Torrijos Krag, Margarita

 

Margarita Torrijos is an artist who works with collaborative research in close relation to territories and the people living in them. She is engaged in a critical discourse around social infrastructures in activist strategies, natural resources and rights to land.Here, she facilitates spaces for critical and collective learning, focusing on the creation of counternarratives, that can bring forth reflection and action through artistic processes.

Currently a PhD in artistic research fellow at Trondheim Academy of Fine Art, Margarita is engaging specifically into methods of collective filmmaking, telecommunication, critical pedagogy and activism around climate justice – especially on the theme of “green” energy transition in Norway and Chile.

Margarita Torrijos is a Chilean-Danish artist, MFA from the Royal Danish Academy of Fine Arts (2015).
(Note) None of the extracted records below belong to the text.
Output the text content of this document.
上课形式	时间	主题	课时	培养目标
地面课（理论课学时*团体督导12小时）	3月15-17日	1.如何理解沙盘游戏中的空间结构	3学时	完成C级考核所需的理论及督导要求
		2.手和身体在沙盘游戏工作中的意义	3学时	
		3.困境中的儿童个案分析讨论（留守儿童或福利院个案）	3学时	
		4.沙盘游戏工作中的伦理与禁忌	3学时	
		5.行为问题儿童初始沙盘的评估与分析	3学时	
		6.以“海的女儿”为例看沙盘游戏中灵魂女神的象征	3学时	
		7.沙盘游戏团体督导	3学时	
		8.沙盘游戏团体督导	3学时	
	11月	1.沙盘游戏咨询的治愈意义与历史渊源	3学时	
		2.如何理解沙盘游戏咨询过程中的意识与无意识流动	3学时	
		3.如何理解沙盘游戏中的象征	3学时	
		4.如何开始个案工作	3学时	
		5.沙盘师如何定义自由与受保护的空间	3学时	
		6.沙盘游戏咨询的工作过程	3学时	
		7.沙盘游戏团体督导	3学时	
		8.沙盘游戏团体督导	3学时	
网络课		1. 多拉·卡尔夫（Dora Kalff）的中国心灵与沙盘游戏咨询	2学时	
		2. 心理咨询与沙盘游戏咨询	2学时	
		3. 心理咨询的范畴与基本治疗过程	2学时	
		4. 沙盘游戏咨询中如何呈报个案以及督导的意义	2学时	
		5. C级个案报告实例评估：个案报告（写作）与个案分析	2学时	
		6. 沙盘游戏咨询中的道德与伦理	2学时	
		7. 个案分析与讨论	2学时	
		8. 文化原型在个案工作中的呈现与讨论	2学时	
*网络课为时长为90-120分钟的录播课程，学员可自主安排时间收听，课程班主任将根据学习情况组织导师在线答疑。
She has co-written the book “The City in the Sandbox- The Development of the City as Social Praxis” together with Kristian Byskov and has developed various collective artistic projects with neighbor communities and grassroots organizations in Chile, UK and Denmark, working with building infrastructures, narrative making and documentary practices.
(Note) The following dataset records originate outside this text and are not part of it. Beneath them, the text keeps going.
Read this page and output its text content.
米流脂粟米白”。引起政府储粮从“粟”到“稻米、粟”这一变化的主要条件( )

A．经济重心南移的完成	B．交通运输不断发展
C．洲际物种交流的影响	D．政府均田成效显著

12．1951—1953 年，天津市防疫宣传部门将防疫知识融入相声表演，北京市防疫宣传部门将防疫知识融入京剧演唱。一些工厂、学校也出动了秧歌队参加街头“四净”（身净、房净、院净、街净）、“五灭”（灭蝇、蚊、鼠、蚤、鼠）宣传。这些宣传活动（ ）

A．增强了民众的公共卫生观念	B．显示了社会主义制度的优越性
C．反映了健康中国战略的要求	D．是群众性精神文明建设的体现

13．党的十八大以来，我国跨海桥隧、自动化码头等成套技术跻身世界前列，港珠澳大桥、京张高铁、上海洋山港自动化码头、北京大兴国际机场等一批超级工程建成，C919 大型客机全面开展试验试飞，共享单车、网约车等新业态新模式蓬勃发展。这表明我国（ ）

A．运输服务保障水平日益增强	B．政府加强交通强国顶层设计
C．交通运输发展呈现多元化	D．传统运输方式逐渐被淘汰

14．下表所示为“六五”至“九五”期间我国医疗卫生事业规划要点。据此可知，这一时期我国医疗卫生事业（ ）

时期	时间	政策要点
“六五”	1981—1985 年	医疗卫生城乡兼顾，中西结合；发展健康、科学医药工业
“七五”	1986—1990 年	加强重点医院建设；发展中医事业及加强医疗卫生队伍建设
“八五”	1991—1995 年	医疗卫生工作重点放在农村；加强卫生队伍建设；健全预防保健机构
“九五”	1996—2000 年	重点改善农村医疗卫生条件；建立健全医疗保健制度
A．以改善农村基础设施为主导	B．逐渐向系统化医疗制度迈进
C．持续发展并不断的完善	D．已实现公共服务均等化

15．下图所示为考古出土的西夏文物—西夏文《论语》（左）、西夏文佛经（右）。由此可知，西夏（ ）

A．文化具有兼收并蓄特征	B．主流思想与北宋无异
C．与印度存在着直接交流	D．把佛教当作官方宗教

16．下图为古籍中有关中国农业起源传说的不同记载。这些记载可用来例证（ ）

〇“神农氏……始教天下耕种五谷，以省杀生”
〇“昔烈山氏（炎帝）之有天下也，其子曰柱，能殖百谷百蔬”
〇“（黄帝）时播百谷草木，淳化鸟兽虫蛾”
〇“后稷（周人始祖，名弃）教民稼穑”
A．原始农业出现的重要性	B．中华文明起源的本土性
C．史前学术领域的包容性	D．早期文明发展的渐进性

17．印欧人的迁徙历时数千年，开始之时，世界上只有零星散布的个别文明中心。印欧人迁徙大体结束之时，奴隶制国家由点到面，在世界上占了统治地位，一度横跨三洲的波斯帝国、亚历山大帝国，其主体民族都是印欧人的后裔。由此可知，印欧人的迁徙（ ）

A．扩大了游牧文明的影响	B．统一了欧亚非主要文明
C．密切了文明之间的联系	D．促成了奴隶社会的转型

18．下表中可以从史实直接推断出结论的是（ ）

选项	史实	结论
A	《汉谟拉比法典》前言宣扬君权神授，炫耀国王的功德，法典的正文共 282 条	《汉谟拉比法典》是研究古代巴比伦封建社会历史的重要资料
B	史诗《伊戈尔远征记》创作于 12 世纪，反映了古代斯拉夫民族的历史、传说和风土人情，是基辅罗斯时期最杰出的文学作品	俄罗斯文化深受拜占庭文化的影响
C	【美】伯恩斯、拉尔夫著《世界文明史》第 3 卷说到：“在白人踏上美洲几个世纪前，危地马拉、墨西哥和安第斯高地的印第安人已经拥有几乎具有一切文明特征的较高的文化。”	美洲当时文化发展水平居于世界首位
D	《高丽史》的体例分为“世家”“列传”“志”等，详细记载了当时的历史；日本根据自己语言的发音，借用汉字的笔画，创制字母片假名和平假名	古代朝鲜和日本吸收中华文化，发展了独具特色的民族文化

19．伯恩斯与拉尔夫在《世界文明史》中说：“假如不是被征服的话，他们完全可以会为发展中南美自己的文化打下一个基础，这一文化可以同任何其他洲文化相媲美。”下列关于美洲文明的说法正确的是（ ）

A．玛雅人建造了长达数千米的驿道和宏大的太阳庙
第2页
Plural Cinema – Collective imaginaries in contexts of political struggles around land

Plural Cinema is an artistic research on modes of entangling and bringing closer the relations between ecological struggles and critical pedagogythrough tools of collective film making in contexts of dispossession of land and natural resources. I am studying and developing principles and tools for filmmaking from below, based on critical pedagogical approaches of learningwith non-professionals and sub-alternated communities. My emphasis is on creating spaces of learning where different knowledges convene with non-conventional modes of film production driven by popular culture, artisanal methods and inventive, improvised approaches. A research on counternarrative modes of representation that can lead to fiction-futurities narrative-making of emancipatory potentials on local ecological and political struggles.

 

This project is linked to the context of the Chilean boom of “renewable” energy infrastructure investments, increased over the last years. Chile’s richness of natural resources as well as its neoliberal law system, welcomes transnational companies to engage in the extraction and building of infrastructures, that with almost no exception, is generating irreversible damages to ecosystems and communities. Linking cases in Norway and Chile, this project also intends to establish networks of telecommunication and solidarity between groups that work with audiovisual narratives and critique around these issues in distant contexts with shared experiences in peripheral Norway and Chile.